Private health insurance can be affordable health coverage for every working American. By working with market-based solutions, health care reform can be a workable solution to the millions of Americans living in fear of a medical crisis because they have no medical insurance.
While I share your concerns about the multitudes of un and under insured amongst us I just don't think there is the political will to do anything meaningful about this.
Of course it's an issue but are there any congressmen or senators that will lose their jobs if healthcare reform doesn't get through in the short to medium term? Probably not.
Idealism will only get an idea so far. At some point it must starting hitting the decision makers in the wallet, in their own health or at the ballot box for something meaningful to happen
Healthcare reform proposed by the Federal Government may actually eliminate affordable medical insurance from the private sector entirely. While publicly funded healthcare may seem to create affordable medical insurance for more Americans, it may actually create a bigger problem.
Private medical insurance is not the enemy of affordable healthcare in the US. In fact, if the federal government creates another public healthcare program, it will ultimately raise the costs of private medical insurance to exorbitant levels. While the idea of expanded public healthcare may seem to be the answer to affordable medical insurance, it could be the end of private insurance altogether. Medicare and Medicaid, the two public health programs currently in effect, cost private insurance companies - and by extension, Americans paying premiums for private insurance- $88 billion in 2007, according to the consulting group Milliman, Inc. In fact, the average family of four with private medical insurance saw their premiums increase $1500 because of public programs. In California alone, that represents nearly 10% of every premium dollar paid.

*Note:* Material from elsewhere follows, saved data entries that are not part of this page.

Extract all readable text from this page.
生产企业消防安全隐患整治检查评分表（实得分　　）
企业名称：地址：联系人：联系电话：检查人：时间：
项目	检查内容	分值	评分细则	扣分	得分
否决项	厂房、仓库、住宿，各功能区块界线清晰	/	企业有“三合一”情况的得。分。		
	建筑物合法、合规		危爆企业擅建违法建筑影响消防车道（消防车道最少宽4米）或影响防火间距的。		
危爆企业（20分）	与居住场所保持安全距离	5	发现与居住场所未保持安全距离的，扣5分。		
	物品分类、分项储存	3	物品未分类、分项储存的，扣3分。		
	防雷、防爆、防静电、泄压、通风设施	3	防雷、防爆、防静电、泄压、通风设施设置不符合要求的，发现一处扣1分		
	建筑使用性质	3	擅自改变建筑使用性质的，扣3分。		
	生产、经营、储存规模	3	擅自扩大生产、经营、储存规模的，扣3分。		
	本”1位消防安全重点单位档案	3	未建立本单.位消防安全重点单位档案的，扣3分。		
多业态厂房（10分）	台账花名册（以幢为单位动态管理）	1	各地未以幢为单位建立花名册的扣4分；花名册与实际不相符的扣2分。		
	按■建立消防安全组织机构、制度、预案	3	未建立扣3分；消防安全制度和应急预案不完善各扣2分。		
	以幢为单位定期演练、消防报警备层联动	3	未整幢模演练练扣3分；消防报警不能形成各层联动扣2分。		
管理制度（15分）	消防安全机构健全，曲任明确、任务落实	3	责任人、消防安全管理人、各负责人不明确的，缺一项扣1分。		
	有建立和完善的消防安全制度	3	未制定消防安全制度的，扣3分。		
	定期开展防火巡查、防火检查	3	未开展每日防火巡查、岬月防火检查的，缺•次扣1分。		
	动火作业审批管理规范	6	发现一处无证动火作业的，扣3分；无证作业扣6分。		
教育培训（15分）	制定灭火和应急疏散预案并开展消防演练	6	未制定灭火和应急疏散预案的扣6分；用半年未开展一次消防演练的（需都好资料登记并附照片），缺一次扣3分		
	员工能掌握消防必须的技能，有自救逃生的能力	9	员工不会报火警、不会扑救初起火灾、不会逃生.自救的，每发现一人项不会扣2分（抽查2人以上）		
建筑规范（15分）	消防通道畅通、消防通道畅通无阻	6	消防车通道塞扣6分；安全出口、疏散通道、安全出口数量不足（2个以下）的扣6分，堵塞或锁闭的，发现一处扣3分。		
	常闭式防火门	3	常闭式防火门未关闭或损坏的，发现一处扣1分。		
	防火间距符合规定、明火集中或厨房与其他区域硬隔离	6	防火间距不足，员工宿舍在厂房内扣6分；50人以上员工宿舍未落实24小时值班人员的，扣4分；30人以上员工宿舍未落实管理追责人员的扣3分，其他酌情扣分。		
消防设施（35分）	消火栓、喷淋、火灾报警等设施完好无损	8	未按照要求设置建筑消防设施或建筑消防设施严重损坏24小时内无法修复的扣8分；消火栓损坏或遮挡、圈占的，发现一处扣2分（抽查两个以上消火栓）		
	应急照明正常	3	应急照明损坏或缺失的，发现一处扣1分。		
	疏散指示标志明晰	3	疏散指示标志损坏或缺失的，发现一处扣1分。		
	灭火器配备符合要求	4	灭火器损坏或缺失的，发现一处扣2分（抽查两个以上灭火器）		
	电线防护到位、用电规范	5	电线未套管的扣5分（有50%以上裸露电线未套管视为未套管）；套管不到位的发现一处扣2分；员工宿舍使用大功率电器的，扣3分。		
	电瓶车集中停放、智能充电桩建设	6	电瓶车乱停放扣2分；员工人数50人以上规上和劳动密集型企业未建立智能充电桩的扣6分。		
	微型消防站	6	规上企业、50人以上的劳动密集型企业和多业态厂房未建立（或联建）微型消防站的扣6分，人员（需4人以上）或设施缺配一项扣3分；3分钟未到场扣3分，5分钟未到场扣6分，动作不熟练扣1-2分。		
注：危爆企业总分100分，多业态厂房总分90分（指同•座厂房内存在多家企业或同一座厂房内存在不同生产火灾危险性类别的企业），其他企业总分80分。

The problem comes because Medicare and Medicaid pay as much as 15% to 30% less than private insurance companies on every doctor and hospital bill. Because the doctors and hospitals aren't willing or able to accept this much loss, they push those losses onto private insurance companies, who, in turn, shift the loss to the consumer through higher premiums.
Private insurance companies must not only cover their costs and earn a profit; they also need to maintain a reserve of cash to pay out claims. If a new public health care program is developed and then pays medical costs at a reduced rate like the current systems do, it means there will be an increase in expense shifted onto private insurance to make up the difference. This increased cost will need to be offset through higher premiums for the people covered under private medical insurance plans. As those who have private insurance become forced to pay increasingly higher premiums, the number of Americans who no longer find private insurance an affordable health coverage option will increase. Those people will then need to turn to the newly formed public healthcare program and will then become part of the increased costs passed on to private insurance by underpaid doctors and hospitals.
I'm not sure if Market-based insurance would not only be more affordable health coverage, it would also provide consumers with more choice. Because savings come from a tax credit, the option to choose insurance companies, policies and doctors is left to the person who purchases the insurance, not a group of politicians.
Health insurance needs vary widely from one individual to the next and having the ability to choose the options that work best for an individual's circumstances is fundamental to quality health care.